A Rádio Neural tocou até a chegada à estação rodoviária apenas um trecho minúsculo de “Metal contra as nuvens”, do quinto disco da Legião Urbana. Era um mantra, uma celebração da efemeridade da felicidade que me atingiria como um raio. “Tudo passa, tudo passará...”. Os prédios ao longe ficaram enormes e o ônibus finalmente estacionou. Quase imito o gesto papal de beijar o chão, mas meu senso de ridículo me impede. Droga.

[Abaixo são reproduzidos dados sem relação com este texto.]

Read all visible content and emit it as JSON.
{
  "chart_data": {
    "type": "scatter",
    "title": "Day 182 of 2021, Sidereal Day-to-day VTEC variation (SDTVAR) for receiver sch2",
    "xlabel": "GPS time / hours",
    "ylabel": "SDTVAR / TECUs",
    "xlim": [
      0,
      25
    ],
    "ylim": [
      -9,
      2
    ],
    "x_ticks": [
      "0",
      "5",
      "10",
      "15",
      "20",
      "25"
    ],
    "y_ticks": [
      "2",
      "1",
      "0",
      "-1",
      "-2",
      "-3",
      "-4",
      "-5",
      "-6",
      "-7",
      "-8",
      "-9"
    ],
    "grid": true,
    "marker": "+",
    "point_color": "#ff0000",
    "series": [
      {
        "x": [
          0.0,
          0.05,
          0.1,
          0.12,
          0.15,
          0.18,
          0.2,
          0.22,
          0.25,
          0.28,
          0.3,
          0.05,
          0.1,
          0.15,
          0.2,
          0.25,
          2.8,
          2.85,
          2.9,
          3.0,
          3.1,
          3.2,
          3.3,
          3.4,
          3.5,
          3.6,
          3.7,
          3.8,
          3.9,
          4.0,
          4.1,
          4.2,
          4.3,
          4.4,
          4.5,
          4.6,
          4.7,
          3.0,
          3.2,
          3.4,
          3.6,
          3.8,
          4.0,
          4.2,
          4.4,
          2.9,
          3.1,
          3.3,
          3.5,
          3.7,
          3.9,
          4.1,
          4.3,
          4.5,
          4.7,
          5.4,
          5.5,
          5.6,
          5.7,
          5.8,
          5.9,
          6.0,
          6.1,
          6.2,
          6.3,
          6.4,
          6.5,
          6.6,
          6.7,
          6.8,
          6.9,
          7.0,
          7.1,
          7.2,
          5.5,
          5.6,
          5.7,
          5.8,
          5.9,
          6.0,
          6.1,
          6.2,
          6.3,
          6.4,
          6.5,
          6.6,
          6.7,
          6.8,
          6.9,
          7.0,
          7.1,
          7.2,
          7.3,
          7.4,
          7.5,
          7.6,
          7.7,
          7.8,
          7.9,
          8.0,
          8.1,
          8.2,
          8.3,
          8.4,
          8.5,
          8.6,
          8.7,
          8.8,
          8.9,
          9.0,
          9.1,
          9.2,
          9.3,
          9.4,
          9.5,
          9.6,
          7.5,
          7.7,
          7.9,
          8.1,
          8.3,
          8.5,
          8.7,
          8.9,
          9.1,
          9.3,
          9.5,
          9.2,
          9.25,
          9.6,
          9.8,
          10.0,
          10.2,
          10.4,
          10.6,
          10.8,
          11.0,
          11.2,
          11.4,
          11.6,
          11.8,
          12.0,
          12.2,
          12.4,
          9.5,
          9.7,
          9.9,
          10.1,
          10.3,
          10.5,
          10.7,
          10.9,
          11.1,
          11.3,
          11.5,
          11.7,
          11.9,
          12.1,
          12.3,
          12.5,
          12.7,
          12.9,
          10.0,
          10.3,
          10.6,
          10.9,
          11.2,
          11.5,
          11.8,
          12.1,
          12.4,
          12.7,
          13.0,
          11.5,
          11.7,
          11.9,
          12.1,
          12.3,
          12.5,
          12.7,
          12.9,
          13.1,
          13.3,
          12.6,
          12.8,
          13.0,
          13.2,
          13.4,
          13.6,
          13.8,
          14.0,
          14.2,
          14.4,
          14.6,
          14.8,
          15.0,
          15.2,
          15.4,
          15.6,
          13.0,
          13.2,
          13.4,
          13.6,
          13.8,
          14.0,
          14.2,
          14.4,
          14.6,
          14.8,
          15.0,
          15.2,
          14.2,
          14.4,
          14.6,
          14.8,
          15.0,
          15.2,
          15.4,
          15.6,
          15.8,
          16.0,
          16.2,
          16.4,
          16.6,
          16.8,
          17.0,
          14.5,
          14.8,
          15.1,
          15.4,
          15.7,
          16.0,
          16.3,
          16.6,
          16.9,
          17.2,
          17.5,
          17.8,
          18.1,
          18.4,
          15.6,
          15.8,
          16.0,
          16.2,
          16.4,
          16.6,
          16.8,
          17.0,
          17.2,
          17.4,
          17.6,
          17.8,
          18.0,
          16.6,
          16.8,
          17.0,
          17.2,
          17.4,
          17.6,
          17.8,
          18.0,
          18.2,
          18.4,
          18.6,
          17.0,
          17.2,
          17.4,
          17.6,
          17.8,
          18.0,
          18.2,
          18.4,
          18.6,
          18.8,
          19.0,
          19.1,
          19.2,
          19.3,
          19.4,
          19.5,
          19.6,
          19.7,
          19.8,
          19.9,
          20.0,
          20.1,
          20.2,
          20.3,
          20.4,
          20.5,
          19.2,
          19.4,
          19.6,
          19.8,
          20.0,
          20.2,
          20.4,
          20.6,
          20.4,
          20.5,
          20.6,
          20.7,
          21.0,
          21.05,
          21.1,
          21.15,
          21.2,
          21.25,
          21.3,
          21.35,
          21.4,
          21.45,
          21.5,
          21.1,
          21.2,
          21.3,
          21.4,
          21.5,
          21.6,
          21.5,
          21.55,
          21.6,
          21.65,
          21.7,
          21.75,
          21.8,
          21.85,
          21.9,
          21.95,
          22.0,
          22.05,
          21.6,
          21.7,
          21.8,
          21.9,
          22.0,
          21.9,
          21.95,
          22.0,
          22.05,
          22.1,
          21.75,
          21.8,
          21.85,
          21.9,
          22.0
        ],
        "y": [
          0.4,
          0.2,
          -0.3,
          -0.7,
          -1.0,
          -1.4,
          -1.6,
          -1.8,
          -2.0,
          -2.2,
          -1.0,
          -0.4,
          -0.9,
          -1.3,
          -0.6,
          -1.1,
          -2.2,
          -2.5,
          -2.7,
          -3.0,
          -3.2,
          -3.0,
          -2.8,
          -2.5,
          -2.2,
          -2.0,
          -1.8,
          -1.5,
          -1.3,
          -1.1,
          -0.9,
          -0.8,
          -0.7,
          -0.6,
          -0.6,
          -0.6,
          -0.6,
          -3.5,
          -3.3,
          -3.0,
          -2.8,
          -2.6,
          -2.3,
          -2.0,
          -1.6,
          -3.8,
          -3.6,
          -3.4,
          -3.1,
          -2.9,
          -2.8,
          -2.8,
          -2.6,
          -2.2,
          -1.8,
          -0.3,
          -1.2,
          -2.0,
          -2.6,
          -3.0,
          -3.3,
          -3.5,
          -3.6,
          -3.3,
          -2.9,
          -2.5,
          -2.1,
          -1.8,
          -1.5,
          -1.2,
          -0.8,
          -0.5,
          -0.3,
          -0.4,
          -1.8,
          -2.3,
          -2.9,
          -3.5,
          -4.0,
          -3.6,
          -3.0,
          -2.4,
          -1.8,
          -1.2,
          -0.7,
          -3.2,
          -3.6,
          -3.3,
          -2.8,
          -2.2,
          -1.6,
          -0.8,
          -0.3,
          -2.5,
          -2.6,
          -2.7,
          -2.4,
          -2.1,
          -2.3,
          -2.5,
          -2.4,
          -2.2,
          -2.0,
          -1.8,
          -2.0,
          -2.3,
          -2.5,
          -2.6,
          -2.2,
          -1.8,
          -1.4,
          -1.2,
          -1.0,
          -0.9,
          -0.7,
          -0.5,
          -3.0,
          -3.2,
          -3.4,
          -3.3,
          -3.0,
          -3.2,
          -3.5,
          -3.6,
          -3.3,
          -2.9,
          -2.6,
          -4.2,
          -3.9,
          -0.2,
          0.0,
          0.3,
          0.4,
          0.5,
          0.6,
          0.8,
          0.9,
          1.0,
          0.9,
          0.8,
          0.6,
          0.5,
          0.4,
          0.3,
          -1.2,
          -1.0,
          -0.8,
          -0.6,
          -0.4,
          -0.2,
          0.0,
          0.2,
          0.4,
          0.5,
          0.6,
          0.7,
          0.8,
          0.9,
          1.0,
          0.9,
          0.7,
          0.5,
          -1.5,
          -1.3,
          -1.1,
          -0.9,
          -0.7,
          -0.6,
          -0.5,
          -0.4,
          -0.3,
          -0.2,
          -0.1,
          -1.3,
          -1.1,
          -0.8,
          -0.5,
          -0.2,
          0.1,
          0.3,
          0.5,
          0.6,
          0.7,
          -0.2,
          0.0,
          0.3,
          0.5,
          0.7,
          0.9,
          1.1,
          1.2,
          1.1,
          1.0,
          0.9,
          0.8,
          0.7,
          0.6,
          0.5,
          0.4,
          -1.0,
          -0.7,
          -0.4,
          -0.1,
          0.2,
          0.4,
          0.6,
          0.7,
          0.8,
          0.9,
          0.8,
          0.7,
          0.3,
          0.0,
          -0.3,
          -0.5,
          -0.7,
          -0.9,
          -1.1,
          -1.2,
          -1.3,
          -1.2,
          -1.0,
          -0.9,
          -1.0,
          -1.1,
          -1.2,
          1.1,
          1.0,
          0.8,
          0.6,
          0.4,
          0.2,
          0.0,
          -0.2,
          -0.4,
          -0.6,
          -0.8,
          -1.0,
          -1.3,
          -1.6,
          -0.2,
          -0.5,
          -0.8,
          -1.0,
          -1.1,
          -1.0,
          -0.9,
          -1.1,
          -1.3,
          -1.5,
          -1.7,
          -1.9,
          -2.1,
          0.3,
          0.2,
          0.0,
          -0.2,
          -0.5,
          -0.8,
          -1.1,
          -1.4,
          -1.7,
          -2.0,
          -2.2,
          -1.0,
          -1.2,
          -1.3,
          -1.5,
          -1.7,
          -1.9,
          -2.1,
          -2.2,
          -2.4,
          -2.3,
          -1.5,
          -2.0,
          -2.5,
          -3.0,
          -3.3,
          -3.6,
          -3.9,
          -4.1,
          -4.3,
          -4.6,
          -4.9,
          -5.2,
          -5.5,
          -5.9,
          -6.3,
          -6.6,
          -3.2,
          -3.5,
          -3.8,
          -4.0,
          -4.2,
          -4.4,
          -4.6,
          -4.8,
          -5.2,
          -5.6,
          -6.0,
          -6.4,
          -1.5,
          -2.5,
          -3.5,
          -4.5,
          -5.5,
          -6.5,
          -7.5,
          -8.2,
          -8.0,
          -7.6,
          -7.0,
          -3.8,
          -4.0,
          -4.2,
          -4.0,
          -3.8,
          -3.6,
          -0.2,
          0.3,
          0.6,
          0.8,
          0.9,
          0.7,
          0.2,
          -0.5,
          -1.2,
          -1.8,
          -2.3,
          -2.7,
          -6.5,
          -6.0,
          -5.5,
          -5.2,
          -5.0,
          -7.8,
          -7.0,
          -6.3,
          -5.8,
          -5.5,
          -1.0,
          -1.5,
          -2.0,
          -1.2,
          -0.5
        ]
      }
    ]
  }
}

“Tudo passa, tudo passará...”. Dou a mim mesmo dez minutos de alforria veicular. Sento num daqueles bancos estranhos, mochila de roupas entre as pernas e vasculho os arredores. Localizo as bilheterias de passagens intermunicipais, respiro fundo e peço uma poltrona para Tramandaí. Olho o movimento quase frenético mas já com um pezinho no freio da rodoviária enquanto estico minhas pernas perto do terminal. Alguns vendedores de bebida, discretos demais (provavelmente há uma proibição sendo descumprida) e os meus futuros parceiros de viagem num silêncio reverente. De repente Marisa Monte me avisa que Janio está ligando (o toque de celular dedicado aos meus amigos é “Vilarejo”) que me alerta: tenho mais uma hora e quarenta e cinco minutos de estrada. “Tudo passa, tudo passará...”.

19 horas. O ônibus da Unesul – provavelmente a viação Bonavita de Porto Alegre – chega e me acomodo. E lá me vou pela freeway novamente, desta vez sem paradas. Não há curvas, só uma imensa planície ladeada por arroios, hortênsias e vegetação. No horizonte, o sol sangra e me chama a atenção para uma linda paisagem feita pelo homem: um campo eólico, girando pacientemente suas hélices em busca de energia. Aqueles monumentos brancos e elegantes pediam passagem ao ar gentilmente, tecendo hipnoses. Talvez seja banal aos habitantes, já que os meus colegas passageiros sequer olhavam pela janela, entretidos com seus iPods, celulares e revistas de fofocas. Restou monopolizar a beleza daquele encanto. “Tudo passa, tudo passará...”.

Antes de chegar à rodoviária de Tramandaí, vejo um nome familiar: Igreja Evangélica Pentecostal O Brasil para Cristo. Isso sim é ironia: moro em frente a uma dessas igrejas e a primeira coisa que vejo na cidade que vai me mostrar o mar pela primeira vez é a igreja O Brasil para Cristo...

Rodoviárias são iguais em qualquer lugar, só muda o sotaque. Caminho rápido enquanto digito minha chegada em meu celular. Busco uma farmácia, onde compro um sal de fruta e uma lanchonete, ou lancheria, onde compro um copo d’água. Com meus bofes devidamente amansados me sento e aguardo. Penso em minhas pernas espremidas no último banco do ônibus, no documentário do History Channel que o rapaz gaúcho me mostrou em seu computador portátil (em Português, laptop) sobre a nave Apollo 13, no desfile de comidas onerosas nas paradas para descanso, no filme natalino que exibiram no busão (um tal de “Natal em Família”, produção da Disney), em como Michael Caine era muito mais charmoso que Mark Wahlberg na versão original do filme “The Italian Job” – exibido no ônibus também –, embora Charlize Theron seja absurdamente linda, no medo de altura que tenho e no fascínio que o abismo me causa (andar em rodovias que cortam a serra é belo e aterrorizante)...

Tudo se esvai quando Janio e Álvaro me localizam, sorriem e me dão um caloroso abraço de boas vindas. É uma injeção de adrenalina e endorfina. E de sentimentos indecifráveis.